И доходит до него, как до жирафа наконец-то: свобода-то его — она же пустая, как консервная банка из-под кильки в томате. Ни тепла, ни запаха, ни вкуса. Что в Дубайске, что в США, что на речке с палаткой — везде он один, и никто его дома не ждет. А нужна-то ему, оказывается, вовсе не свобода, а она — с ее дурацкими планами, с ее несносным характером, с ее мечтами о стабильности и мужском плече. И с этим борщом, который она так вкусно варила, раз в месяц, по воскресеньям.

Диана, — говорит, — может, вернуть можно? Может, объяснить ей, что я все понял? Моя-то свобода — это она! — Поздно, — говорю. — Поздно, батенька. Поезд ушел, рельсы разобрали, и на путях теперь бурьян в человеческий рост.

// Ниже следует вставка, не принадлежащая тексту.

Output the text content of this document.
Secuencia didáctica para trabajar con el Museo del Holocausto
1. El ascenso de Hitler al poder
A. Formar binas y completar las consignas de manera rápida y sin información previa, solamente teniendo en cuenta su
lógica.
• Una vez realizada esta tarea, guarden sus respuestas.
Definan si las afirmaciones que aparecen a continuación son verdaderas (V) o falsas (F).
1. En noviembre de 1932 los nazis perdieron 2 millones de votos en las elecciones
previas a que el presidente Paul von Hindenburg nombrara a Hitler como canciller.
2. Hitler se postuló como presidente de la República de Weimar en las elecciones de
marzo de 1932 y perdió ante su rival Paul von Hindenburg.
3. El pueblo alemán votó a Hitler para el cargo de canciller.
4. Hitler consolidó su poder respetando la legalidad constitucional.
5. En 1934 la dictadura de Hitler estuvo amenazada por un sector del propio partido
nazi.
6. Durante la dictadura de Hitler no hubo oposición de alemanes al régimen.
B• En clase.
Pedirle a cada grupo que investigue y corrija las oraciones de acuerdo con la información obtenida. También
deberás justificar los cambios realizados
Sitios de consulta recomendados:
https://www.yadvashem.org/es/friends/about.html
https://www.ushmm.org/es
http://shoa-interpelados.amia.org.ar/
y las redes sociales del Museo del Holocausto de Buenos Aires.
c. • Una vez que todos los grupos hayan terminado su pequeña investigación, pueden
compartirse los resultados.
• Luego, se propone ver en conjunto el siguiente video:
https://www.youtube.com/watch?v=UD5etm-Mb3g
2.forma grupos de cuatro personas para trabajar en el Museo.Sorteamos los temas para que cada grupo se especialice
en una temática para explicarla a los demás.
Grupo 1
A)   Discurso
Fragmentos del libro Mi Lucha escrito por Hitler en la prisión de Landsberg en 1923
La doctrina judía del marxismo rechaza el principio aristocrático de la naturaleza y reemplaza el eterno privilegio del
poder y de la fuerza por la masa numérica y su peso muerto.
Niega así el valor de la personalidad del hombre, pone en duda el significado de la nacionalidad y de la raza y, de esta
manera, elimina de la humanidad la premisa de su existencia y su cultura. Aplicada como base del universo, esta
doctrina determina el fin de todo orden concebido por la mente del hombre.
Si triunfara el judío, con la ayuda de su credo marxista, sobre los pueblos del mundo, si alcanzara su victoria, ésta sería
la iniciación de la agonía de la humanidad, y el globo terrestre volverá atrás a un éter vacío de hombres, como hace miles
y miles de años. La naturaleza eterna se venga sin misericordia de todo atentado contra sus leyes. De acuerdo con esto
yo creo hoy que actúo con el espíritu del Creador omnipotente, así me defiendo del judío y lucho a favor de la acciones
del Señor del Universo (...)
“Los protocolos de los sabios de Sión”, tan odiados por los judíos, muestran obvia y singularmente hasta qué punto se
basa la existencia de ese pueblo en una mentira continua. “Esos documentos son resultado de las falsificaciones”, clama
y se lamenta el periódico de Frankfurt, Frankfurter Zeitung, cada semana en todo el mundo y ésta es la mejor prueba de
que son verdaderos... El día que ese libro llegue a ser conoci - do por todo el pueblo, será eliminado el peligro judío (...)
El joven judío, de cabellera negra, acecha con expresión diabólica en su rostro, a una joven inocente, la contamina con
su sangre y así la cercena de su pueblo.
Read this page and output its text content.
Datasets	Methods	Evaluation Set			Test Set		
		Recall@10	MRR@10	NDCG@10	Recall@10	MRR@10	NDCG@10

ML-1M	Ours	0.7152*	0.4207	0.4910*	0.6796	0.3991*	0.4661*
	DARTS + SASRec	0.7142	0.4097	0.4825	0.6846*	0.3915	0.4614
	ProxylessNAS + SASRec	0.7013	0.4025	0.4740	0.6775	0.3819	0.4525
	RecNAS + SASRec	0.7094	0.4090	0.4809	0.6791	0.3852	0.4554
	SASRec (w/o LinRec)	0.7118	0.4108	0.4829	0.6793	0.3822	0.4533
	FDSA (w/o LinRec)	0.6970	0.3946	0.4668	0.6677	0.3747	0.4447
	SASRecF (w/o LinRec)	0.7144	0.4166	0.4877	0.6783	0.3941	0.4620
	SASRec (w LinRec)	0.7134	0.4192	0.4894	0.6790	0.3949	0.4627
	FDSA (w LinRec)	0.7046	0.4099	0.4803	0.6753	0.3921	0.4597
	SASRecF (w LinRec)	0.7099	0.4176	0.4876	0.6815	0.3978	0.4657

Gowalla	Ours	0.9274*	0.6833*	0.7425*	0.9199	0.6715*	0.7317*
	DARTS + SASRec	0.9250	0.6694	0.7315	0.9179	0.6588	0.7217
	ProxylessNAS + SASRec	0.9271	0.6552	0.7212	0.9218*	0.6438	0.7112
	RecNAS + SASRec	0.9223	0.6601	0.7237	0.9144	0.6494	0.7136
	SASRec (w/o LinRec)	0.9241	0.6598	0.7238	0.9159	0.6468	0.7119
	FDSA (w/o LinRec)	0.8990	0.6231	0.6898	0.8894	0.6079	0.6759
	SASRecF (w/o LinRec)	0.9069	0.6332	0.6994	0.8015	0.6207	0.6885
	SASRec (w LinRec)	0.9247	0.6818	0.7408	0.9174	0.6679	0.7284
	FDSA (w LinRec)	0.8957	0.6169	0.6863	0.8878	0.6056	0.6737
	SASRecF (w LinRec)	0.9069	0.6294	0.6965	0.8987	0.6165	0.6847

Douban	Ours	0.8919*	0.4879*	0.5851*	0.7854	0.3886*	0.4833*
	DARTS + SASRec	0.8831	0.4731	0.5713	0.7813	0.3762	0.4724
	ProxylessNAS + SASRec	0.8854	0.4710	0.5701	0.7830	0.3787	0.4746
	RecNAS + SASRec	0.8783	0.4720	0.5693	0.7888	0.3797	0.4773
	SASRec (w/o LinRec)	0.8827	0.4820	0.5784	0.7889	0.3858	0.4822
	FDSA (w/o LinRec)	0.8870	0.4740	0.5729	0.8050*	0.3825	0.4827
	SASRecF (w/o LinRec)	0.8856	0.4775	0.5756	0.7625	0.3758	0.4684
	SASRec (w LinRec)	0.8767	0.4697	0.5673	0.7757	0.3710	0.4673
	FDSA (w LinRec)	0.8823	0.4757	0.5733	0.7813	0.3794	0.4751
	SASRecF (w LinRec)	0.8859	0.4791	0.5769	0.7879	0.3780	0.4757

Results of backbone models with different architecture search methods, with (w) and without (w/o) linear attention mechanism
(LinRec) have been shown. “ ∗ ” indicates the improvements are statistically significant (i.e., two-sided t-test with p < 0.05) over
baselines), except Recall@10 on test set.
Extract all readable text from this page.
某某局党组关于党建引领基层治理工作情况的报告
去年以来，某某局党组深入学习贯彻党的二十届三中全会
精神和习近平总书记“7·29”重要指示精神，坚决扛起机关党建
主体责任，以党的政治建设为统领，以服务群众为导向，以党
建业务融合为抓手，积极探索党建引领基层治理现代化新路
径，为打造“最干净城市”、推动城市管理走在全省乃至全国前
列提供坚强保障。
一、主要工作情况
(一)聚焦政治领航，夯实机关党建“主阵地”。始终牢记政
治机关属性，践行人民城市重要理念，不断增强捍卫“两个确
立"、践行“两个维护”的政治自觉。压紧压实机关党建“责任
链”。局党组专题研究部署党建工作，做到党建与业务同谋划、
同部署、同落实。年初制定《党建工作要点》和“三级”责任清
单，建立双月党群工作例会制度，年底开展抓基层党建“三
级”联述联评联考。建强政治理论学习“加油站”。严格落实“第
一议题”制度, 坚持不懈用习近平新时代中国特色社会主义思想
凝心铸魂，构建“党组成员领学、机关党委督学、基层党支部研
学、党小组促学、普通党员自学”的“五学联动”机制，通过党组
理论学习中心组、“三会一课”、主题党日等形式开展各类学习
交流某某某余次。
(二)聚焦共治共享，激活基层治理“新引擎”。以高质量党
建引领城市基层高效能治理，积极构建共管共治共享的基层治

Так и остался он при своей свободе. Как перст. Как тот самый перекати-поле, которое катится, катится, а прибиться не к чему — все щели заняты, все очаги разобрали.

А самое-то обидное, что и терпеть-то его теперь никто не хочет. Век нынче не тот, понимаешь? Раньше, бывало, женщины десятилетиями ждали, пока мужик созреет, пока нагуляется, пока поймет, что к чему. А теперь — нет. Теперь девушки поумнели, нервы берегут, время свое берегут. Не хотят они в вечный санаторий для недозревших личностей записываться.

Так и ходит он теперь, гордый такой, свободный. До самой смерти свободный. Потому что хуже нет кары, чем получить то, что хотел, и понять, что это — не нужно.

Свободен, как ветер в чистом поле. Только ветру, может, и хочется иногда прижаться к теплой стене, да не к чему. Потому что свободному человеку дом не положен. По статусу не положен.

Прости, но пишу так, как вижу, но пишу.